Evidence and Competing Explanations

  • Classical psychophysics: is robust for simple features (luminance, orientation, localization). However, even with meticulous controls, observers’ reports reflect not only retinal sensitivity but also cognitive criteria—e.g., decision biases or learning effects (Kingdom & Prins, 2016).
  • Competing Theories: Bayesian perception posits that experience reflects statistically optimal integration of noisy input and prior expectation (Knill & Pouget, 2004), but some illusions (e.g., Kitaoka’s anomalous motion) reveal limits of such optimality.
  • Unresolved Questions: How does introspective report relate to neural-level thresholds? For artists, the crucial question remains: can we trust cross-observer equivalence in perception indices, or do personal priors and local adaptation undermine standardization?

Digital Experiment

Design: Use a stable display and lighting environment. Present a sequence of gray patches against a neutral background, gradually increasing contrast in steps of 2%. Record the lowest contrast at which you reliably detect the patch (5/6 successes at a position = threshold).

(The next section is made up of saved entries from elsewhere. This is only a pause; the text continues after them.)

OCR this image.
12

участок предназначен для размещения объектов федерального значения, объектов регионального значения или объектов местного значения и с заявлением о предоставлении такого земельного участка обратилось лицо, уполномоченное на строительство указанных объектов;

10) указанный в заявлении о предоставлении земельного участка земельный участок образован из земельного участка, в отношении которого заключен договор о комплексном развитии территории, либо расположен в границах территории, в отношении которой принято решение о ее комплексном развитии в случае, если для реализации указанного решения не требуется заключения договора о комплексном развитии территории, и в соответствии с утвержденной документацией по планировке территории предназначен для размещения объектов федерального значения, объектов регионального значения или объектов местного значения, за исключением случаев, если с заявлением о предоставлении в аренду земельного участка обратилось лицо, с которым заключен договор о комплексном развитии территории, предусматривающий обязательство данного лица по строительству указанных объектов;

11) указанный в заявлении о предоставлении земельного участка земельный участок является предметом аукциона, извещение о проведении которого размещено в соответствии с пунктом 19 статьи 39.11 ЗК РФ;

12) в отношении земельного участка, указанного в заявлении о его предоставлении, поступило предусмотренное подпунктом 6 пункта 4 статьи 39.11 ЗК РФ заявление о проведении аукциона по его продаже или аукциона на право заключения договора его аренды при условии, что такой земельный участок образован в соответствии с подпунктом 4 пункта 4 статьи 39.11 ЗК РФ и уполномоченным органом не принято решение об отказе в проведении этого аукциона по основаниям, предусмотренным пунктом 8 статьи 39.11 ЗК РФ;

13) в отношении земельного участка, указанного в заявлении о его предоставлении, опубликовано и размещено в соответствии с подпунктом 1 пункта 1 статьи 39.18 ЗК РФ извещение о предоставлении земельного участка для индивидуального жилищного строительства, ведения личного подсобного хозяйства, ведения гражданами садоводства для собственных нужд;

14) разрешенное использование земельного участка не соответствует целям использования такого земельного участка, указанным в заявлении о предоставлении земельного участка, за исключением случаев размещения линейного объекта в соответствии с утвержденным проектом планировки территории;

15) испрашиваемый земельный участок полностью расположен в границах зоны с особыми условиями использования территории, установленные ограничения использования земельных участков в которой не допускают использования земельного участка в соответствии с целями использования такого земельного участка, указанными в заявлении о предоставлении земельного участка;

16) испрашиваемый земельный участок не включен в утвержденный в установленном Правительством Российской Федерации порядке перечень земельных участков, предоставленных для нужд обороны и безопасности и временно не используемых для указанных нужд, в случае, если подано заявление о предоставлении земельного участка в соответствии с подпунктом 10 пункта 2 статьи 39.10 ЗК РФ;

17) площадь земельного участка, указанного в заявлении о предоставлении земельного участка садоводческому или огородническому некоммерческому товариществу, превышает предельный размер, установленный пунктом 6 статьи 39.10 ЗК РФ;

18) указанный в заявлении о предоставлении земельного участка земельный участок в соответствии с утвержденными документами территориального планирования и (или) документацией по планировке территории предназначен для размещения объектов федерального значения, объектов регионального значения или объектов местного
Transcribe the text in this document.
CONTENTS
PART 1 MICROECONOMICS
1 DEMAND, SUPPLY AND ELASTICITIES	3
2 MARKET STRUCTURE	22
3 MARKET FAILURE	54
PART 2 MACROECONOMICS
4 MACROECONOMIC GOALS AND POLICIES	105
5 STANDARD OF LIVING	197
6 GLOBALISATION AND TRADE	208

Controlled Variables: Luminance and contrast, patch position, viewing distance.

Observation Protocol: Spend at least 3 seconds with eyes closed between trials to reduce adaptation. Repeat with background hues to test for context effects.

Limitation: This test estimates your behavioral threshold under specific contextual setups; it does not directly trace retinal or cortical spiking activity.

Retrieval Question

Question: How do adaptive psychophysical procedures clarify the difference between neural sensitivity and perceptual decision criteria? Give an example involving context-dependent illusions.

Further Discussion

Studio insights from recent illusions by Kitaoka and digital context manipulations by Lotto illustrate that while psychophysics provides a rigorous toolkit, artists routinely push perceptual boundaries beyond what threshold measurements alone reveal. Understanding these metrics allows advanced practitioners to design more potent, testable visual experiences.

Sources

  • Hecht, S., Shlaer, S., & Pirenne, M. H. (1942). Energy, Quanta, and Vision. J Gen Physiol. Read
  • Watson, A. B., & Pelli, D. G. (1983). Quest: A Bayesian adaptive psychometric method. Perception & Psychophysics.
  • Green, D. M., & Swets, J. A. (1966). Signal Detection Theory and Psychophysics. Wiley.
  • Levitt, H. (1971). Transformed up-down methods in psychoacoustics. J. Acoust. Soc. Am.
  • Kingdom, F. A. A. & Prins, N. (2016). Psychophysics: A Practical Introduction. Academic Press.
  • Kitaoka, A. (2021). "Moving snake" illusions: Mechanisms and models. Lab page
  • Lotto, R. B., & Purves, D. (2002). The Empirical Basis of Color Perception. Consciousness and Cognition.
  • Carandini, M., Heeger, D. J., & Movshon, J. A. (2005). Linearity and normalization in simple cells of the macaque primary visual cortex. J. Neurosci.
  • Stevens, S. S. (1961). To Honor Fechner and Repeal His Law: Science.
  • Knill, D. C. & Pouget, A. (2004). The Bayesian brain: the role of uncertainty in neural coding and computation. Trends in Neurosciences.